"Relativisons", le regard de Christian Tissier sur les grades
Christian Tissier est le plus célèbre des maîtres de l'Aïkido contemporain. Connu aux quatre coins du monde, il a surtout réussi l'exploit d'être reconnu par ses pairs japonais. Il évoque la question des grades en Aïkido.
Bonjour, j'aimerai aujourd'hui aborder la question des grades. Pouvez-vous nous dire de qui vous avez obtenu vos dans?
Je pratiquais l'Aïkido avec Nakazono senseï avant de partir au Japon, et c'est donc avec lui que j'ai passé mes premier et deuxième dans. J'ai reçu le nidan en 1968 à dix-sept ans, un an avant de partir au Japon.
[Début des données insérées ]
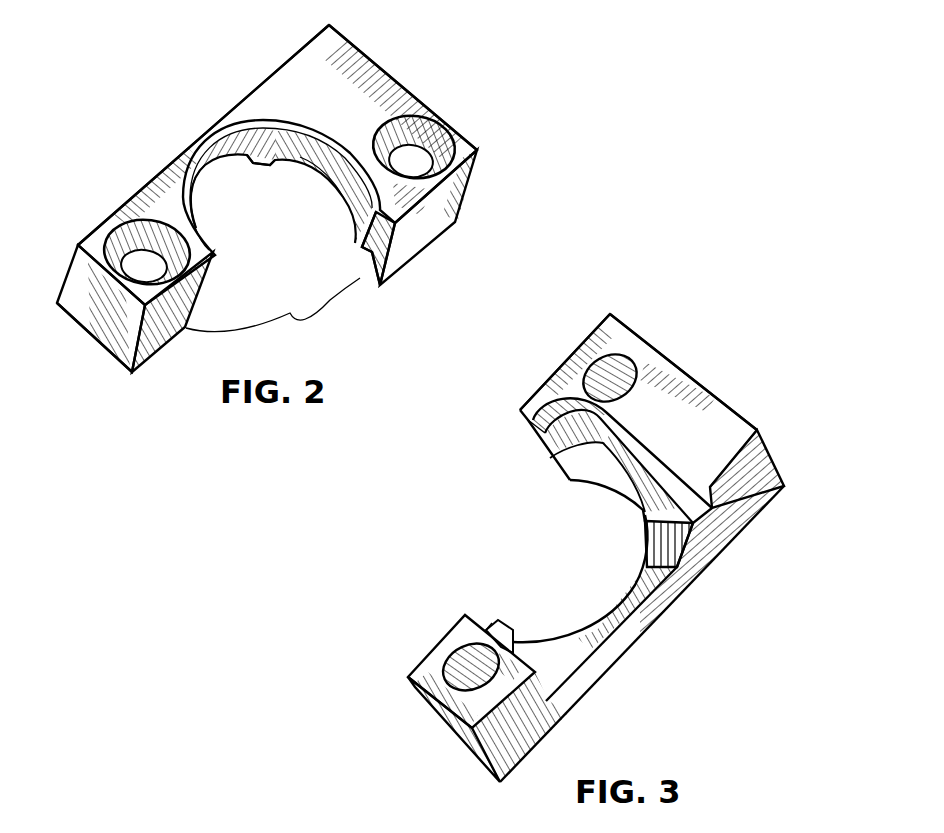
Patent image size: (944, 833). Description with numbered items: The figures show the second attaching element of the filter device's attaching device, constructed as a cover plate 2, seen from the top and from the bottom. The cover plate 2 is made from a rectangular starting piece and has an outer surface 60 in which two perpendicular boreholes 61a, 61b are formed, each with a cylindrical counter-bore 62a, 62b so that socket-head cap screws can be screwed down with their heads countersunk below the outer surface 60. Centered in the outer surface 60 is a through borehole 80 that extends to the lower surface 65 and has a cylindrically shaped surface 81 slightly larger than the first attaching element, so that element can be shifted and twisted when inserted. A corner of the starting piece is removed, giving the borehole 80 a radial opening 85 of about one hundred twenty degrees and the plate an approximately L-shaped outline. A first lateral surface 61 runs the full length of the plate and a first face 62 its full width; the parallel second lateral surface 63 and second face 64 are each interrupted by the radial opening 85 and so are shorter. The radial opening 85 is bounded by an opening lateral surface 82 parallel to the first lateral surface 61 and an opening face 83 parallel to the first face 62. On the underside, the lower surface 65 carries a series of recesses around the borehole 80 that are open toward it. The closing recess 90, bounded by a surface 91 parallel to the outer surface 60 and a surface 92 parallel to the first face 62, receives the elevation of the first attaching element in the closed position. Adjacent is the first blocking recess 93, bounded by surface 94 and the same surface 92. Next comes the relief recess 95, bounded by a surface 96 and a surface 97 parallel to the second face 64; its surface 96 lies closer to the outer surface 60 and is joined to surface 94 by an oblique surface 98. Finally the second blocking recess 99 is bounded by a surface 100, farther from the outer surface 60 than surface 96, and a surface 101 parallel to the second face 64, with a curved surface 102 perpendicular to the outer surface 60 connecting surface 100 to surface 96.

In FIG. 2, the cover plate 2 is at (152, 102).
In FIG. 2, the outer surface 60 is at (326, 109).
In FIG. 3, the outer surface 60 is at (690, 585).
In FIG. 2, the first lateral surface 61 is at (187, 150).
In FIG. 3, the first lateral surface 61 is at (723, 528).
In FIG. 2, the borehole 61a is at (117, 242).
In FIG. 3, the borehole 61a is at (447, 658).
In FIG. 2, the borehole 61b is at (420, 157).
In FIG. 3, the borehole 61b is at (590, 362).
In FIG. 2, the first face 62 is at (366, 57).
In FIG. 3, the first face 62 is at (673, 362).
In FIG. 2, the cylindrical counter-bore 62a is at (140, 220).
In FIG. 2, the cylindrical counter-bore 62b is at (425, 115).
In FIG. 2, the second lateral surface 63 is at (430, 222).
In FIG. 2, the second face 64 is at (87, 323).
In FIG. 3, the second face 64 is at (450, 740).
In FIG. 2, the lower surface 65 is at (130, 375).
In FIG. 3, the lower surface 65 is at (707, 417).
In FIG. 2, the through borehole 80 is at (271, 240).
In FIG. 3, the through borehole 80 is at (568, 560).
In FIG. 2, the cylindrically shaped surface 81 is at (320, 160).
In FIG. 2, the opening lateral surface 82 is at (180, 323).
In FIG. 2, the opening face 83 is at (363, 278).
In FIG. 2, the radial opening 85 is at (303, 320).
In FIG. 3, the closing recess 90 is at (545, 460).
In FIG. 2, the surface 91 is at (343, 215).
In FIG. 3, the surface 91 is at (600, 437).
In FIG. 3, the surface 92 is at (610, 450).
In FIG. 3, the first blocking recess 93 is at (637, 518).
In FIG. 2, the surface 94 is at (278, 168).
In FIG. 3, the surface 94 is at (677, 493).
In FIG. 2, the relief recess 95 is at (198, 195).
In FIG. 3, the relief recess 95 is at (604, 611).
In FIG. 3, the surface 96 is at (617, 640).
In FIG. 3, the surface 97 is at (573, 700).
In FIG. 2, the oblique surface 98 is at (252, 163).
In FIG. 3, the oblique surface 98 is at (657, 546).
In FIG. 3, the second blocking recess 99 is at (498, 614).
In FIG. 3, the surface 100 is at (488, 627).
In FIG. 3, the surface 101 is at (595, 688).
In FIG. 3, the curved surface 102 is at (513, 640).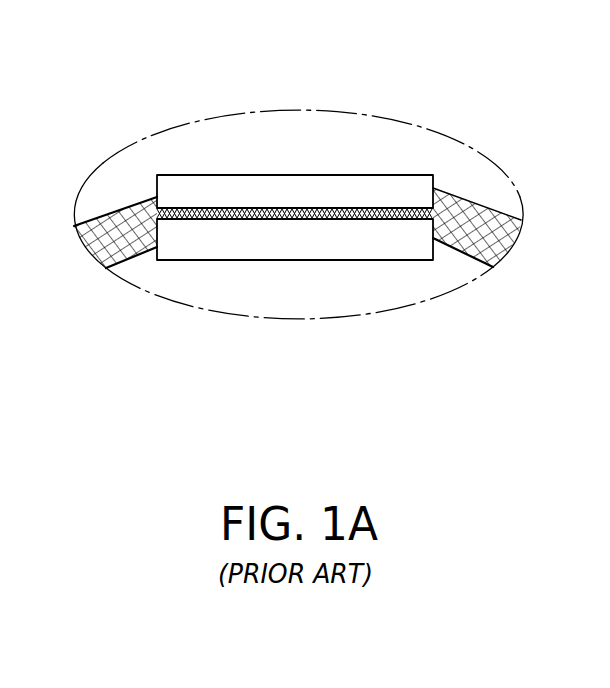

J'étais très jeune, et je n'ai pas de souvenirs particuliers du déroulement des examens. C'était probablement assez approximatif techniquement. (rires)
Quatre ans plus tard, début 1972, c'est donc à l'Aïkikaï que j'ai passé l'examen du troisième dan avec pour examinateurs Kisshomaru Doshu, Masuda senseï, et Ichihashi senseï. C'est le dernier grade que j'ai passé car à cette époque il n'y avait pas d'examen après le troisième dan. Je crois qu'ils ont été institués vers 1979.
Masuda senseï m'avait félicité pour la qualité de mon passage, j'imagine donc que c'était plutôt bon. Cela dit, au regard des examens que je fais passer un peu partout dans le monde, je dois dire que les élèves que je reçois au troisième dan sont assurément meilleurs que je ne l'étais à l'époque. Ce dont je me souviens surtout c'est que j'étais blessé au genou (déjà!), et que le suwari waza fut un calvaire.
J'ai encore en mémoire le regard de Kisshomaru senseï, et cela donne une grande valeur à ce troisième dan pour moi.
J'ai ensuite obtenu le quatrième dan sous la recommandation d'Osawa senseï père, à l'occasion du kagami biraki de 1976. C'était un cap parce qu'il nécessitait une recommandation. C'était le signe de la confiance que l'on me donnait en s'engageant pour moi.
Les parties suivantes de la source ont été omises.